Em apertada votação por 6 x 5 no ano passado, Wiener conseguiu aprovar a contratação de centenas de novos agentes para a polícia municipal, um aumento inédito desde a década de 1980.
Do outro lado está David Campos, vereador que descreve a posição de Wiener como “uma abordagem punitiva muito instintiva que é ineficaz e incompatível com os valores de San Francisco”.
Campos e muitos outros evocam o espírito caritativo do santo católico que dá nome à cidade. “Nós vamos criminalizar as pessoas por serem pobres”, disse ele. “Essa criminalização só vai dificultar que elas saiam da pobreza.”

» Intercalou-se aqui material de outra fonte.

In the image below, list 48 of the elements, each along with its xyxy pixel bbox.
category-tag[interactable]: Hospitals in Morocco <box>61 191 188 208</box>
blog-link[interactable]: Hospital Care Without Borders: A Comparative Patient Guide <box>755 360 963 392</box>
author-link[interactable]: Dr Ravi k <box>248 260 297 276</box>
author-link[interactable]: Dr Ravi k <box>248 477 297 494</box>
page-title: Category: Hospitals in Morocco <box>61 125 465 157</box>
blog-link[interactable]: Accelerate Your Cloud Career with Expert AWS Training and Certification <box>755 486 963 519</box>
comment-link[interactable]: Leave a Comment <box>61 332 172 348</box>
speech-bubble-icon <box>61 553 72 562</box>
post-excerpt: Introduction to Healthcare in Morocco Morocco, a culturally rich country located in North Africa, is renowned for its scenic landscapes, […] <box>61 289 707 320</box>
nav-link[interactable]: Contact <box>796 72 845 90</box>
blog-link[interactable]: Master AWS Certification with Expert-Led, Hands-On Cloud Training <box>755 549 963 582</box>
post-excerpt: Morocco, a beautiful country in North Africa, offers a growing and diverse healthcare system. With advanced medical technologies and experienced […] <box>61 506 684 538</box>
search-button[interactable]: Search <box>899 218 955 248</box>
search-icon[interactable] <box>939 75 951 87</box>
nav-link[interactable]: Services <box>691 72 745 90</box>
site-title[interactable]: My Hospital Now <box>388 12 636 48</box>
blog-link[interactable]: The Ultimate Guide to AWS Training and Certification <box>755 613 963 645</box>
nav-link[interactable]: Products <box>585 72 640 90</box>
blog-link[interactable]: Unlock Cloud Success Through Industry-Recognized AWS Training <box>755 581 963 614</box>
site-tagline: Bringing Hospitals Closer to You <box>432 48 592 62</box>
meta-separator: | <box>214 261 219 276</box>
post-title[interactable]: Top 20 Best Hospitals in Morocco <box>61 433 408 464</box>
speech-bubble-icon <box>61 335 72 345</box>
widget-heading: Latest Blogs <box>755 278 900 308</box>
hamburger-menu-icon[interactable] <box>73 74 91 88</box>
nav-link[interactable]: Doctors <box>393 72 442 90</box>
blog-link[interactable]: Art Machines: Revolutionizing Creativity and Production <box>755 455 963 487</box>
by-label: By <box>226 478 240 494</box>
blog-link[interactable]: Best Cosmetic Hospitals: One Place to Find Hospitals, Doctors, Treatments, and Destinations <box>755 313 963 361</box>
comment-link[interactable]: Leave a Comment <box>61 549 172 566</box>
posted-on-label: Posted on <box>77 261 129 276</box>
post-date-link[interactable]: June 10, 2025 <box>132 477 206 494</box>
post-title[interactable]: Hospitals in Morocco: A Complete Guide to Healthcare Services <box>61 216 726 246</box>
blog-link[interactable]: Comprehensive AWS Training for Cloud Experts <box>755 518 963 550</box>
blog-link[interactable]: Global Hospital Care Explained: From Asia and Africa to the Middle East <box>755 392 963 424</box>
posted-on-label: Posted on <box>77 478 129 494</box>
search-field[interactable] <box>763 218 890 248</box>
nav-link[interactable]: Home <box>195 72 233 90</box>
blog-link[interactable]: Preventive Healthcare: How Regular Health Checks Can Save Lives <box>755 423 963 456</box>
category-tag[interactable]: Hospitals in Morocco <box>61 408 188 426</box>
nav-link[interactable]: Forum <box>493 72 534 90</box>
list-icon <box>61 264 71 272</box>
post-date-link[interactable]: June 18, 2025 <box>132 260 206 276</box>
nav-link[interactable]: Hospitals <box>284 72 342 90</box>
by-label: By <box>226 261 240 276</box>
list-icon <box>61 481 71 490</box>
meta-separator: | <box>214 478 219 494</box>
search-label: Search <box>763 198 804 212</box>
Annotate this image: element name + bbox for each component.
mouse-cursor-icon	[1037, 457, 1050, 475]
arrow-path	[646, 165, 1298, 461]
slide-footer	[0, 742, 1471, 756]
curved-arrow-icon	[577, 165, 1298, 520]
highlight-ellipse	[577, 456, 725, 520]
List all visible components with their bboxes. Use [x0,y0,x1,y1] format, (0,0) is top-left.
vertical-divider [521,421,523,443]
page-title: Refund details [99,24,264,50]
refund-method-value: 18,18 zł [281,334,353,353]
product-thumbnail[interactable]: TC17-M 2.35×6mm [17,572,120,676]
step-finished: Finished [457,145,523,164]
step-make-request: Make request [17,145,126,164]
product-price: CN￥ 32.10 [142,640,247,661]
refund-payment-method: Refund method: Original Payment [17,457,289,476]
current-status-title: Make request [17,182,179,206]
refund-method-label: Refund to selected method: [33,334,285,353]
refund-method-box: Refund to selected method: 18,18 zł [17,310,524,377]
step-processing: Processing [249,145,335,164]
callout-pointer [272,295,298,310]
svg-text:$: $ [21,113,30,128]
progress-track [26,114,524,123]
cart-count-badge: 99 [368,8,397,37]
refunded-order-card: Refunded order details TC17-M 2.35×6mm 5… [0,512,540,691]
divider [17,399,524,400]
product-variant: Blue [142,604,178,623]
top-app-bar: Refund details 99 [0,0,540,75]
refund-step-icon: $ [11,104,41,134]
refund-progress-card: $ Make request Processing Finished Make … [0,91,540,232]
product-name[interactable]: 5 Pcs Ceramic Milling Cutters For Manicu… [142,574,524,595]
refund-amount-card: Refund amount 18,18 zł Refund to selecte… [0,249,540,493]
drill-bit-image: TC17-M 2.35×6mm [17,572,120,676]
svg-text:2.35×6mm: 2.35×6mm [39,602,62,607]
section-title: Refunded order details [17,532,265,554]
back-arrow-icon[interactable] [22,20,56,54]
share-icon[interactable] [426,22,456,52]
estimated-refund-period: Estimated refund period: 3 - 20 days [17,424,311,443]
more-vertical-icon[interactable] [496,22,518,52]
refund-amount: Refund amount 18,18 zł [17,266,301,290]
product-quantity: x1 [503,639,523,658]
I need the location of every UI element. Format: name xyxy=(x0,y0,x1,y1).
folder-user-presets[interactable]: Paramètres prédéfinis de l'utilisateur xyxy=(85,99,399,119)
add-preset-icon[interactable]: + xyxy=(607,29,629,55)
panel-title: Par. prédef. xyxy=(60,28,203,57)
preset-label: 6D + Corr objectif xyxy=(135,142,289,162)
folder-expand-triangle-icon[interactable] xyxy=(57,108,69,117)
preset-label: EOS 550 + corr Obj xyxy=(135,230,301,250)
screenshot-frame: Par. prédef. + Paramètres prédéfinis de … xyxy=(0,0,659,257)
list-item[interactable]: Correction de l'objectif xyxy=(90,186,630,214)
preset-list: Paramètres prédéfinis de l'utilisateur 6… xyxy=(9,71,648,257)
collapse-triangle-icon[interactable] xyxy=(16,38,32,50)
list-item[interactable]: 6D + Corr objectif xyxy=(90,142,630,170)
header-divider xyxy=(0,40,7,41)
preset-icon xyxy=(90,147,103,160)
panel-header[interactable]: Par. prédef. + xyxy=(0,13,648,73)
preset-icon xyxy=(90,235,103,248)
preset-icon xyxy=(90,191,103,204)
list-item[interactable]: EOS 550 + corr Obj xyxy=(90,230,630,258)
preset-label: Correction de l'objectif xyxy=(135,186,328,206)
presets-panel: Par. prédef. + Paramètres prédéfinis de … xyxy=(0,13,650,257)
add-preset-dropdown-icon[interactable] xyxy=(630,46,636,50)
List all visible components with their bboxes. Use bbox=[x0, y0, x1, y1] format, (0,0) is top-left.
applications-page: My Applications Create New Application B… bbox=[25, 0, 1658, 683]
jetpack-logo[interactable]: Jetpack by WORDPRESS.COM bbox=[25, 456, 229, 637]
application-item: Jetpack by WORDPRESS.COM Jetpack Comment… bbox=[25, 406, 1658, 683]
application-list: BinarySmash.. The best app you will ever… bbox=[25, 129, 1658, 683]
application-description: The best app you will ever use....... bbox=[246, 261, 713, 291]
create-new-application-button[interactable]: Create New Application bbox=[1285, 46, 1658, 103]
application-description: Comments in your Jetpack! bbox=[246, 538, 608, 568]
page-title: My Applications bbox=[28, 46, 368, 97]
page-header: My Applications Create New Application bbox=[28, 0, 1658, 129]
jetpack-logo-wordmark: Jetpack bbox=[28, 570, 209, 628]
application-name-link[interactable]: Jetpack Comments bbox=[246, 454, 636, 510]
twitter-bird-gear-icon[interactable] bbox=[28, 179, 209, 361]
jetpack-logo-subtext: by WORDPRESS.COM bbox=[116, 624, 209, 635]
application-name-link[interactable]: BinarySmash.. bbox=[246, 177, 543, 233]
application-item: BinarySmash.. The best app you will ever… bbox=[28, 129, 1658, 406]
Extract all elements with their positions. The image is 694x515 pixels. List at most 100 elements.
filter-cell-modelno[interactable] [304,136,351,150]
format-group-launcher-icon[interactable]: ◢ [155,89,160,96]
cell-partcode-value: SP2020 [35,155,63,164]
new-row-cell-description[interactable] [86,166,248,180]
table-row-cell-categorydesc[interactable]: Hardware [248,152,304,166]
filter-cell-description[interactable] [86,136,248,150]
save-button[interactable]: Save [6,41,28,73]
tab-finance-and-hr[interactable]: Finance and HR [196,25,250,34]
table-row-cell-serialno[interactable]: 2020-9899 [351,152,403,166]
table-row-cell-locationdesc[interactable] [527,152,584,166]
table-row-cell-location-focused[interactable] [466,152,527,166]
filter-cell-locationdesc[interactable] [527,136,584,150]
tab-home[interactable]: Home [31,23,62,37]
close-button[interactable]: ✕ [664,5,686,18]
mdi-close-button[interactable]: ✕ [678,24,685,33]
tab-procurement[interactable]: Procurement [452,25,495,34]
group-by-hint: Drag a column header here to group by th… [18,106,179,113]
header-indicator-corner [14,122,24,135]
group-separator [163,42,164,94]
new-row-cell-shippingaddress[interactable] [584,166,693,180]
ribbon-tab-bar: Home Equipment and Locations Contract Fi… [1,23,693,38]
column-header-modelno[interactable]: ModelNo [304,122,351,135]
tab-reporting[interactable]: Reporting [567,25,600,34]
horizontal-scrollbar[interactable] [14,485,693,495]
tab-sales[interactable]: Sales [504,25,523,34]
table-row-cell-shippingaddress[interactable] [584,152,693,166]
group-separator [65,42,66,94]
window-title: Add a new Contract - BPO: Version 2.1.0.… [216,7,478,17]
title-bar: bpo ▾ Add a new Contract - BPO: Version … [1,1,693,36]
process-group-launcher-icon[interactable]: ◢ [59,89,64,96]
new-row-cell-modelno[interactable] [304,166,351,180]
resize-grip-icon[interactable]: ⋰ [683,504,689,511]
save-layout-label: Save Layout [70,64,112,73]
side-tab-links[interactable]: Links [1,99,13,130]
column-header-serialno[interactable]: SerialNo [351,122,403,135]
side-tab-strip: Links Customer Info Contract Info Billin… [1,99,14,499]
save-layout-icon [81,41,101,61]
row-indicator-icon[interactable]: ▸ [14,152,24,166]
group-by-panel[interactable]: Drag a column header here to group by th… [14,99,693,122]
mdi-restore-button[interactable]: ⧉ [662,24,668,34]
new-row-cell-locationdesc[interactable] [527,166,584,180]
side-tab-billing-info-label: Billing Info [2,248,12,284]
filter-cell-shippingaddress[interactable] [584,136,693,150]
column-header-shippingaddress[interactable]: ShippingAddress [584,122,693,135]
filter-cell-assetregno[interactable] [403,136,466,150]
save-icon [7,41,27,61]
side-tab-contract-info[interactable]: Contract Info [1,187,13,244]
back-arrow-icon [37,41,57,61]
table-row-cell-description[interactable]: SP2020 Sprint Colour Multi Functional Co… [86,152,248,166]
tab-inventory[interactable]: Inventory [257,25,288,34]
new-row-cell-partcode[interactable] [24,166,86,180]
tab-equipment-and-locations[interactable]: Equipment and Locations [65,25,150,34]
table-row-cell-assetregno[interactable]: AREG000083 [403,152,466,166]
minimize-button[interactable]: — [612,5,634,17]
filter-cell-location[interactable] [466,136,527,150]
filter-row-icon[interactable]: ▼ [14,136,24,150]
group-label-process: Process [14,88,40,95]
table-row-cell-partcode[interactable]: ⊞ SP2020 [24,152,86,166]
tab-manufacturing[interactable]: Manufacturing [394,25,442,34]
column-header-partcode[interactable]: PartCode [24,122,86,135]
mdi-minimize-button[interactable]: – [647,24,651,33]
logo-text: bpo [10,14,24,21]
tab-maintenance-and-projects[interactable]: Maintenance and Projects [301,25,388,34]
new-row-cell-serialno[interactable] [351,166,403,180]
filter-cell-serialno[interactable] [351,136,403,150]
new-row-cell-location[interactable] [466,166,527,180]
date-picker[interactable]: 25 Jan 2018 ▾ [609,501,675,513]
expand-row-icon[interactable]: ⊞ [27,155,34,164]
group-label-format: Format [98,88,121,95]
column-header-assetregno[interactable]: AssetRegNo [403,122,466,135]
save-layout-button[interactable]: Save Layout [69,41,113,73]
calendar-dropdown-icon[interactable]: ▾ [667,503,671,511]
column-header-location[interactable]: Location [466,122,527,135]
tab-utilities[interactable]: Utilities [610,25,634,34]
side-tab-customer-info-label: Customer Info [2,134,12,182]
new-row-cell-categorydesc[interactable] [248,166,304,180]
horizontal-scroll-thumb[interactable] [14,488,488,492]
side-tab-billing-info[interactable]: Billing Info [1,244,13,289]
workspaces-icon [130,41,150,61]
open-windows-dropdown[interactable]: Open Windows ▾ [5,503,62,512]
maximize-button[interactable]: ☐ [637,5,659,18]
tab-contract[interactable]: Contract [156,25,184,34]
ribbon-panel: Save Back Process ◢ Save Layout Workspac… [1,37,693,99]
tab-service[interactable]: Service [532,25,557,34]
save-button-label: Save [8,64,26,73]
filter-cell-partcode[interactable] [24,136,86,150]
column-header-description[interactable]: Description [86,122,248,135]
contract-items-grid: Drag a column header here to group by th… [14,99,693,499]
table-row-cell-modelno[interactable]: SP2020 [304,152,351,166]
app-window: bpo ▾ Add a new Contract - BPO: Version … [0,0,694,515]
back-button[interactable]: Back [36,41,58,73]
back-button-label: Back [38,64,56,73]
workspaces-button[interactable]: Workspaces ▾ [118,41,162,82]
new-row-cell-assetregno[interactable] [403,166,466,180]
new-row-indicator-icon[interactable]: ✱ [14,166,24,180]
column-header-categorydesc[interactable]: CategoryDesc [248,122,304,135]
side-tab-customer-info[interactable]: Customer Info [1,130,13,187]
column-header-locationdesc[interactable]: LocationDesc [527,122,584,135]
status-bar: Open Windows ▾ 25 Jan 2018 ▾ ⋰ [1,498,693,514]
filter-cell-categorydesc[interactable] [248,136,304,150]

O espírito liberal de San Francisco, segundo Campos, foi se alterando à medida que a cidade passou a se concentrar mais nas atividades empresariais e tecnológicas.
Ele deplora a crescente mentalidade de livre mercado, que descreve como “nade ou afunde”, e que contrastaria com as tradições locais. “Não sei qual San Francisco irá prevalecer”, afirmou.
Dan Edmonds-Waters, recentemente vítima de furtos no seu carro, demonstrou essa capacidade de perdão típica da cidade. Ele disse ter sentido pena dos ladrões que em duas ocasiões quebraram as janelas da sua BMW edição limitada. “Tenho muita solidariedade pelos necessitados da cidade”, afirmou Edmonds-Waters. “San Francisco é uma cidade extremamente cara para se viver.”